Rapport annuel 2023 de l’ACPR : l’assurance française, rassurante et prospère

Dynamique, rentable, robuste : ainsi se présentait le secteur de l’assurance, en 2023. Le rapport statistique annuel et sectoriel réalisé par l’ACPR sur « Les chiffres du marché français de la banque et de l’assurance en 2023 », rendu public le 24 octobre 2024, dévoile le nouveau record établi par le secteur de l’assurance en 2023, avec 20 milliards d’euros de résultat net.

La dynamique commerciale est bonne. La solvabilité des organismes d’assurance est qualifiée de « très confortable » avec un taux de couverture du capital de solvabilité requis (CSR) à 250 % fin 2023, retrouvant celui de 2021. Dans l’environnement économique perturbé de fin 2024, le portrait de ce secteur en 2023 est apte à rassurer.

Telle qu’elle se présente dans ses communiqués, « adossée à la Banque de France, l’Autorité de contrôle prudentiel et de résolution (ACPR) est l’autorité administrative qui contrôle les secteurs de la banque et de l’assurance et veille à la stabilité financière. L’ACPR est également chargée de la protection de la clientèle des établissements contrôlés et assure la mission de lutte contre le blanchiment des capitaux et le financement du terrorisme. Elle est aussi dotée de pouvoirs de résolution » (sur la question, v. ex multi, T. de Ravel d’Esclapon, Le contrôle de l’ACPR, in R. Bigot et A. Cayol [dir.], Le droit des assurances en tableaux, préf. D. Noguéro, Ellipses, 2020, p. 92 s. ; B. Beignier et S. Ben Hadj Yahia, Droit des assurances, 4e éd., LGDJ, 2021, nos 70 s. ; L. Denis et K. Hocquerelle, Droit bancaire. Distribution et courtage en crédit, préf. A. Cayol et R. Bigot, 5e éd., Emerit Publishing, 2023, p. 438 s., nos 190 s. ; Y. Lambert-Faivre et L. Leveneur, Droit des assurances, 4e éd., Dalloz, coll. « Précis », n° 127).

Chaque année, l’ACPR livre un rapport statistique sectoriel. Le dernier en date, intitulé « Les chiffres du marché français de la banque et de l’assurance en 2023 », est paru le 24 octobre 2024, accompagné d’une conférence de presse et d’un communiqué de presse.

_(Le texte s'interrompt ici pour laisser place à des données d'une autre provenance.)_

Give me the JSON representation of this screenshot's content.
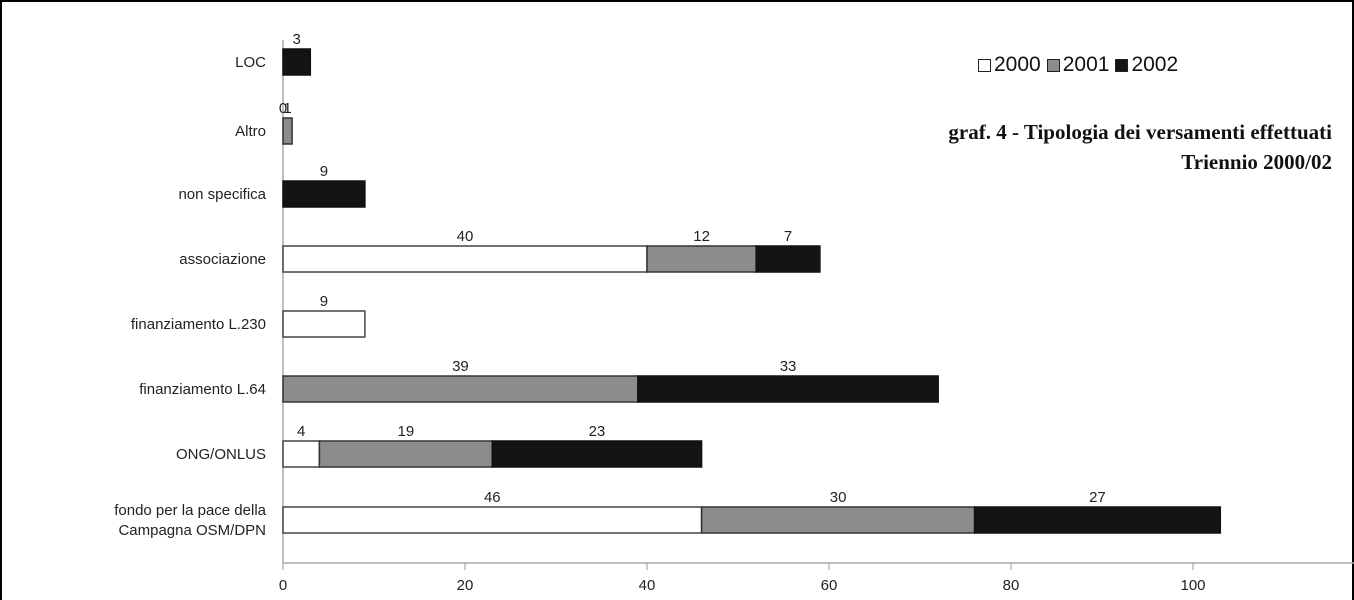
{
  "chart_data": {
    "type": "bar",
    "orientation": "horizontal",
    "stacked": true,
    "title": "graf. 4 - Tipologia dei versamenti effettuati",
    "subtitle": "Triennio 2000/02",
    "categories": [
      "LOC",
      "Altro",
      "non specifica",
      "associazione",
      "finanziamento L.230",
      "finanziamento L.64",
      "ONG/ONLUS",
      "fondo per la pace della Campagna OSM/DPN"
    ],
    "category_lines": [
      [
        "LOC"
      ],
      [
        "Altro"
      ],
      [
        "non specifica"
      ],
      [
        "associazione"
      ],
      [
        "finanziamento L.230"
      ],
      [
        "finanziamento L.64"
      ],
      [
        "ONG/ONLUS"
      ],
      [
        "fondo per la pace della",
        "Campagna OSM/DPN"
      ]
    ],
    "series": [
      {
        "name": "2000",
        "color": "#ffffff",
        "values": [
          0,
          0,
          0,
          40,
          9,
          0,
          4,
          46
        ]
      },
      {
        "name": "2001",
        "color": "#8c8c8c",
        "values": [
          0,
          1,
          0,
          12,
          0,
          39,
          19,
          30
        ]
      },
      {
        "name": "2002",
        "color": "#141414",
        "values": [
          3,
          0,
          9,
          7,
          0,
          33,
          23,
          27
        ]
      }
    ],
    "data_labels": [
      [
        "",
        "",
        "3"
      ],
      [
        "0",
        "1",
        ""
      ],
      [
        "",
        "",
        "9"
      ],
      [
        "40",
        "12",
        "7"
      ],
      [
        "9",
        "",
        ""
      ],
      [
        "",
        "39",
        "33"
      ],
      [
        "4",
        "19",
        "23"
      ],
      [
        "46",
        "30",
        "27"
      ]
    ],
    "xlim": [
      0,
      115
    ],
    "xticks": [
      0,
      20,
      40,
      60,
      80,
      100
    ],
    "xlabel": "",
    "ylabel": "",
    "grid": false,
    "legend_position": "top-right"
  }
}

Complément au rapport annuel d’activité de l’ACPR, publié le 29 mai 2024, ainsi qu’à celui relatif à la protection des clientèles du 12 juin 2024, le rapport statistique annuel et sectoriel de l’ACPR présente les principaux chiffres du marché français de la banque et de l’assurance. À cet effet, l’ACPR collecte les principales données prudentielles et comptables auprès des établissements bancaires et des organismes d’assurance agréés qu’elle supervise, puis les synthétise et les diffuse dans ce document de référence.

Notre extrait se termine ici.